While fears of a property bubble forming in China are beginning to recede thanks to a number of government calming measures, many analysts are now turning their attention to the growing Hong Kong market.
Real estate experts are warning that prices in the region are too high and need to come down if a property bubble is to be avoided. A 42 per cent growth in prices since the beginning of 2009 and predictions that they could rise another ten per cent this year is causing anxiety. "Property prices are at a fairly high level right now. If it continues it may form a bubble," said Peter Wong, HSBC's chief executive officer for the Asia Pacific region. With interest rates at a two-decade low and a growing local economy it is expected that prices will continue to move upwards.
According to Nicole Wong, regional head of property research
at CLSA, prices will rise another 15 per cent in the next 12 months as limited supply forces buyers to pay more for real estate that is already expensive. She said that the city's promising job market and growing wealth will help drive demand for real estate while supply does not increase much. However, the suggestion may be that as well as the news highlighting the strength of the Hong Kong market in recent years, it is also reflective of the direction in which real estate in Asia is heading.
In recent times it has become accepted that the property markets in the Asia Pacific region have outperformed their western counterparts, with many able to recover better and faster following the global economic crisis. Many of the markets have enjoyed rapid growth and investors who bought early have enjoyed massive return on investment
. However, many industry commentators are unsure how long the increases can be sustained and concerns have been raised about the formation of bubbles in certain areas.

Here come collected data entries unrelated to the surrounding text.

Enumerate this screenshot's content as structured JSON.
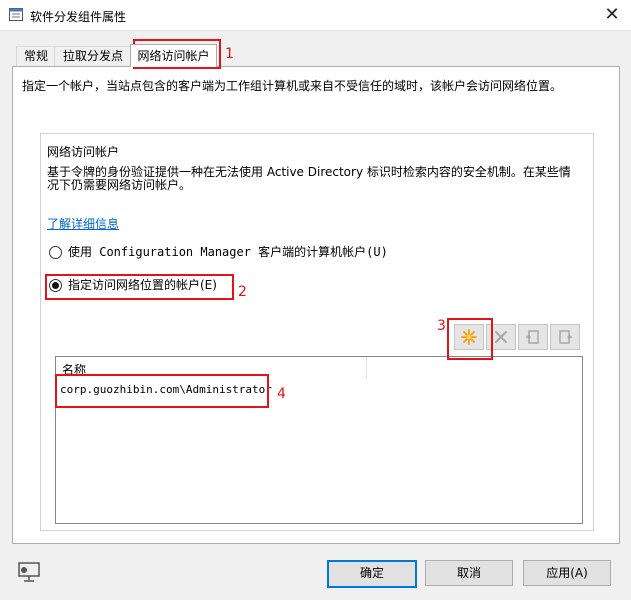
{
  "window": {
    "title": "软件分发组件属性",
    "close_glyph": "✕"
  },
  "tabs": [
    {
      "label": "常规"
    },
    {
      "label": "拉取分发点"
    },
    {
      "label": "网络访问帐户"
    }
  ],
  "panel": {
    "description": "指定一个帐户，当站点包含的客户端为工作组计算机或来自不受信任的域时，该帐户会访问网络位置。"
  },
  "group": {
    "title": "网络访问帐户",
    "description": "基于令牌的身份验证提供一种在无法使用 Active Directory 标识时检索内容的安全机制。在某些情况下仍需要网络访问帐户。",
    "link": "了解详细信息",
    "radio_options": [
      {
        "label": "使用 Configuration Manager 客户端的计算机帐户(U)",
        "checked": false
      },
      {
        "label": "指定访问网络位置的帐户(E)",
        "checked": true
      }
    ]
  },
  "toolbar": {
    "icons": [
      "new-star-icon",
      "delete-x-icon",
      "properties-icon",
      "set-account-icon"
    ]
  },
  "list": {
    "column_header": "名称",
    "rows": [
      "corp.guozhibin.com\\Administrator"
    ]
  },
  "buttons": {
    "ok": "确定",
    "cancel": "取消",
    "apply": "应用(A)"
  },
  "annotations": {
    "n1": "1",
    "n2": "2",
    "n3": "3",
    "n4": "4",
    "color": "#e0151c"
  }
}
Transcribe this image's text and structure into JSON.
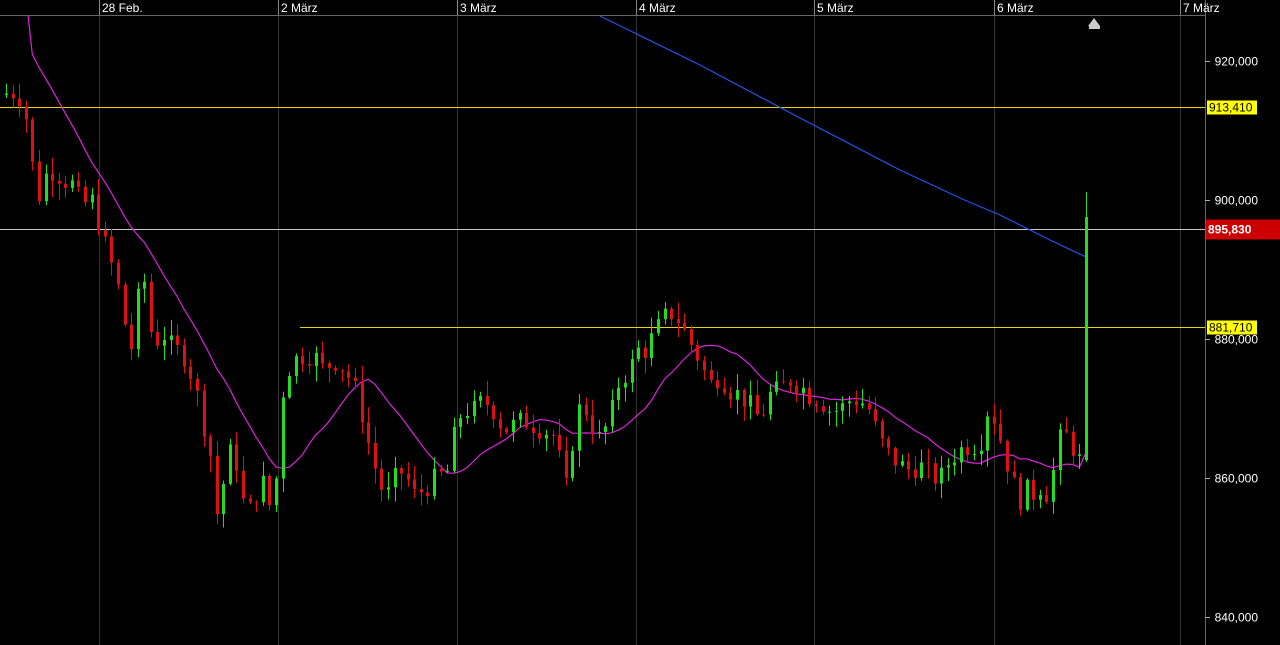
{
  "chart_data": {
    "type": "candlestick",
    "x_axis": {
      "labels": [
        "28 Feb.",
        "2 März",
        "3 März",
        "4 März",
        "5 März",
        "6 März",
        "7 März"
      ]
    },
    "y_axis": {
      "tick_labels": [
        "920,000",
        "900,000",
        "880,000",
        "860,000",
        "840,000"
      ],
      "tick_values": [
        920000,
        900000,
        880000,
        860000,
        840000
      ],
      "range": [
        836000,
        926500
      ]
    },
    "grid": true,
    "price_lines": [
      {
        "label": "913,410",
        "value": 913410,
        "kind": "level"
      },
      {
        "label": "895,830",
        "value": 895830,
        "kind": "current"
      },
      {
        "label": "881,710",
        "value": 881710,
        "kind": "level"
      }
    ],
    "series": [
      {
        "kind": "candles",
        "count": 165
      },
      {
        "kind": "moving-average"
      },
      {
        "kind": "moving-average"
      }
    ],
    "colors": {
      "background": "#000000",
      "up": "#22dd22",
      "down": "#dd1111",
      "level_line": "#e6d400",
      "level_box": "#ffff00",
      "current_box": "#cc0000",
      "ma_fast": "#dd22dd",
      "ma_slow": "#2255ee",
      "grid": "#333333",
      "axis_text": "#ffffff"
    },
    "icons": {
      "marker": "home-arrow-icon"
    }
  }
}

These fears even prompted the Chinese government to intervene and introduce a number of cooling measures designed to prevent speculative buying from occurring and ultimately slowing the growth. The government in the country has raised mortgage rates and down payments for second and third homes, restricted lending and begun building affordable housing - all of which is likely to dampen sentiment in the sector. In fact, the harsh policies announced in mid-April appear to be working, with transaction volumes in some cities plummeting.
The government also plans to roll out more affordable housing as increasingly more Chinese buyers are complaining that they have been priced out of the market.

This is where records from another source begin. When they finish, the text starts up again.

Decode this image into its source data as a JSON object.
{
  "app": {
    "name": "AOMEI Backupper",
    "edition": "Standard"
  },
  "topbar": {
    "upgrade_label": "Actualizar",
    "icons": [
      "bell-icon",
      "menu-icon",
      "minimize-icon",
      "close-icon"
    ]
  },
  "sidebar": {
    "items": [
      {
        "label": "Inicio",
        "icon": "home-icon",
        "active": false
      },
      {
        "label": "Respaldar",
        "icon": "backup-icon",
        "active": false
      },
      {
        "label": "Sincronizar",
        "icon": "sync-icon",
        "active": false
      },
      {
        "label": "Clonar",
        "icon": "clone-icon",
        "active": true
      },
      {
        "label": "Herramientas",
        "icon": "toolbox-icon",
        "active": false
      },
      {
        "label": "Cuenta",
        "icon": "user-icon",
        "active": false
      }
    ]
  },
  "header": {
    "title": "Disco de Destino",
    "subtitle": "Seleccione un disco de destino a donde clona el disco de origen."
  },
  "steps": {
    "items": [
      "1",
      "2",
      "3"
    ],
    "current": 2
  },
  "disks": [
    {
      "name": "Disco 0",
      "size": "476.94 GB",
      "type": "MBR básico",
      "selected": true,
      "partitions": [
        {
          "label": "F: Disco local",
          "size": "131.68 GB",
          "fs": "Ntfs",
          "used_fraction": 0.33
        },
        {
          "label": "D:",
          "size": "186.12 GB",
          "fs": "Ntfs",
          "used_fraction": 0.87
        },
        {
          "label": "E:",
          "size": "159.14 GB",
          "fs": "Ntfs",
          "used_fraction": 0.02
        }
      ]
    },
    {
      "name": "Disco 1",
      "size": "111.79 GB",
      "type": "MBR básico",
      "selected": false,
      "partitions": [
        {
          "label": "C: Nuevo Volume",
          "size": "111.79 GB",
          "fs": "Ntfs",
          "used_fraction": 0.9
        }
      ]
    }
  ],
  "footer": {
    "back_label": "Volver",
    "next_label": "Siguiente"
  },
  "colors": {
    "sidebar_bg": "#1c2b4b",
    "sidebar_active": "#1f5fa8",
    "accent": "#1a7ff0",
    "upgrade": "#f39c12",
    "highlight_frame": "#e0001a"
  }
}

Slower Second Half of 2010
Meanwhile, according to an article by Reuters, a number of major real estate markets in Asia are likely to face a slower second half of 2010 because of increased policy risks and an expected increase in housing and office supply.
Furthermore, the report notes that the Hong Kong and Singapore governments are also wary of asset bubbles forming, although government moves to combat this have been tame in comparison with China. In Hong Kong the stamp duty on purchases of luxury apartments has been raised, while in Singapore a new stamp duty on homes sold within a year of purchase has been introduced as well as a cap on loans. "Every market is a little different in the coming six months," said Ms Wong. "Some markets might have policy risks and that would be for Singapore and a little bit from Hong Kong. And there will be some markets where policy risks have peaked in our view, like China."
Eric Wong, UBS head of Asia real estate research, believes that these policy risks are likely to lead to a number of reductions in property prices later in the year. "The main uncertainties are policy risks that are starting to unfold in China, and especially as inventory starts to build up, you should see price cuts emerge in September, October," the expert told Reuters.
Currently, the bright spots in the Asian property markets
would appear to be in a number of emerging markets, such as Thailand, where the government has been helping to support the markets as internal political strife impacted its economy.
A recent report by JPMogan analysts predicted that Thailand's economy will expand 8.5 per cent this year, while Indonesia may report growth of six per cent and economies in Malaysia and the Philippines may expand 7.2 per cent and 6.8 per cent respectively.